"Gotham" has come to the end of its run. An easy way to describe the series is as the Batman version of "Smallville". That long-running series chronicled Clark Kent's journey to becoming Superman. Both were neither the first nor last adaptations of the characters.

Really, though, it's more complicated than that. "Gotham," a series not for the light-hearted, tended to be significantly darker than "Smallville." It also often focused more on how the supporting characters reached their destinies, rather than on Bruce Wayne. All of them have flaws and redeeming traits, many of which took on their iconic looks for the show's final act.

Beware of spoilers.

The finale jumps ten years into the future

The penultimate episode left audiences with mixed emotions. Some elements left on a feel-good note, while others had more of a melancholy tone. Happier events included heroes and villains joining forces to save Gotham. Jim Gordon finally becomes Commissioner Gordon, as USA Today reports. In addition, he, Lee, and Barbara have formed some sort of odd familial unit. Oswald Cobblepot (The Penguin) and Edward Nygma (The Riddler) put their bygones in the past.

On the sadder side, Bruce decides to leave Gotham. He tells his loyal butler Alfred that he will return when he can protect the people he loves. The Batman-to-be doesn't say this to Selina Kyle, his love interest and the future Catwoman.

Instead, he leaves a letter behind for her. She rushes to the airport, only to find the plane has just left.

Fast-forward to ten years later. Gotham is abuzz that Bruce is coming home for the opening of a new Wayne Enterprises' building. Jim is preparing for retirement. Barbara is a respected, legitimate businesswoman. Selina is a jewel thief.

It also seems that whatever good feelings Jim had for Oswald and Nygma are gone. Despite the bond of their working together, he has since arrested them and is responsible for their imprisonment.

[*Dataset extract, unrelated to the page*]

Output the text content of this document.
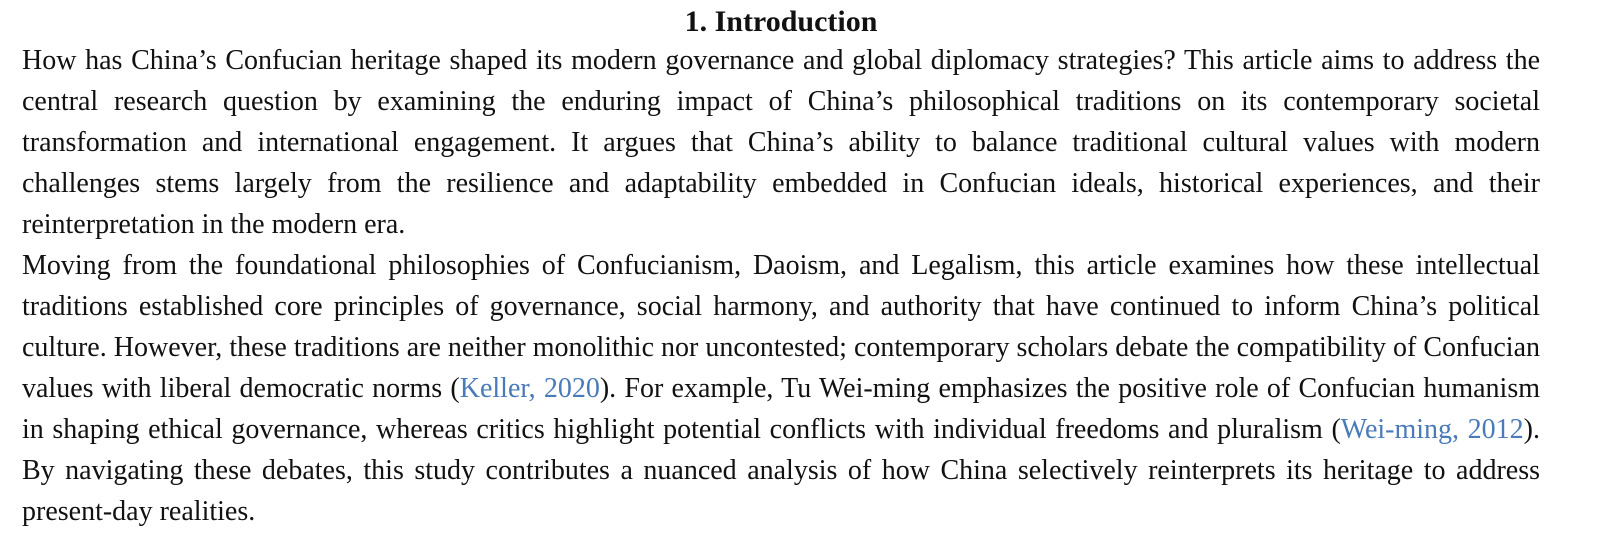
1. Introduction

How has China’s Confucian heritage shaped its modern governance and global diplomacy strategies? This article aims to address the central research question by examining the enduring impact of China’s philosophical traditions on its contemporary societal transformation and international engagement. It argues that China’s ability to balance traditional cultural values with modern challenges stems largely from the resilience and adaptability embedded in Confucian ideals, historical experiences, and their reinterpretation in the modern era.

Moving from the foundational philosophies of Confucianism, Daoism, and Legalism, this article examines how these intellectual traditions established core principles of governance, social harmony, and authority that have continued to inform China’s political culture. However, these traditions are neither monolithic nor uncontested; contemporary scholars debate the compatibility of Confucian values with liberal democratic norms (Keller, 2020). For example, Tu Wei-ming emphasizes the positive role of Confucian humanism in shaping ethical governance, whereas critics highlight potential conflicts with individual freedoms and pluralism (Wei-ming, 2012). By navigating these debates, this study contributes a nuanced analysis of how China selectively reinterprets its heritage to address present-day realities.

The finale features both of them regain their freedom. While Oswald's is planned, there is a twist to Nygma's escape. Both are rather upset with Jim and aren't afraid to show it.

And, as the audience learns, Bruce has become Batman.

For much of the episode, there are only brief glimpses of the caped crusader, until the very end when he is showcased in all his glory. And he and Selina seem set for a tongue-in-cheek relationship that Batman and Catwoman fans know well. She was still rather hurt by his abrupt disappearance, though she seemed somewhat placated by his promise of never leaving again.

The swan song of "Gotham" features of a number of nods that Batman fans should recognize. From the costumes to Jim's daughter's fighting spirit, there's a possible foreshadowing of her future as Batgirl.

Ultimately, the television run of "Gotham" last roughly half as that of "Smallville".

Both series put their own original spin on the origin stories, in addition to sticking to the source material. And more prequel series have been developed, likely increasing the drawing of parallels.

Some elements left to be debated by fans

As is to be expected, there are some things that can be the topic of debate among fans. One of them is the re-casting of Selina for the finale. Camren Bicondova had played the role throughout the run of the series. Apparently, it was thought she wouldn't credibly look ten years older in the finale. Instead, Lili Simmons took over the role. The reasoning is sound, but it seems wrong to not have included Bicondova in the finale: Not even in some sort of flashback.

There is also the matter of the man who might be The Joker. It should seem obvious, but nothing is ever explicitly said that's who the character is. And, as Deadline reports, executive producers won't confirm the character's identity. His make-up also became a polarizing topic.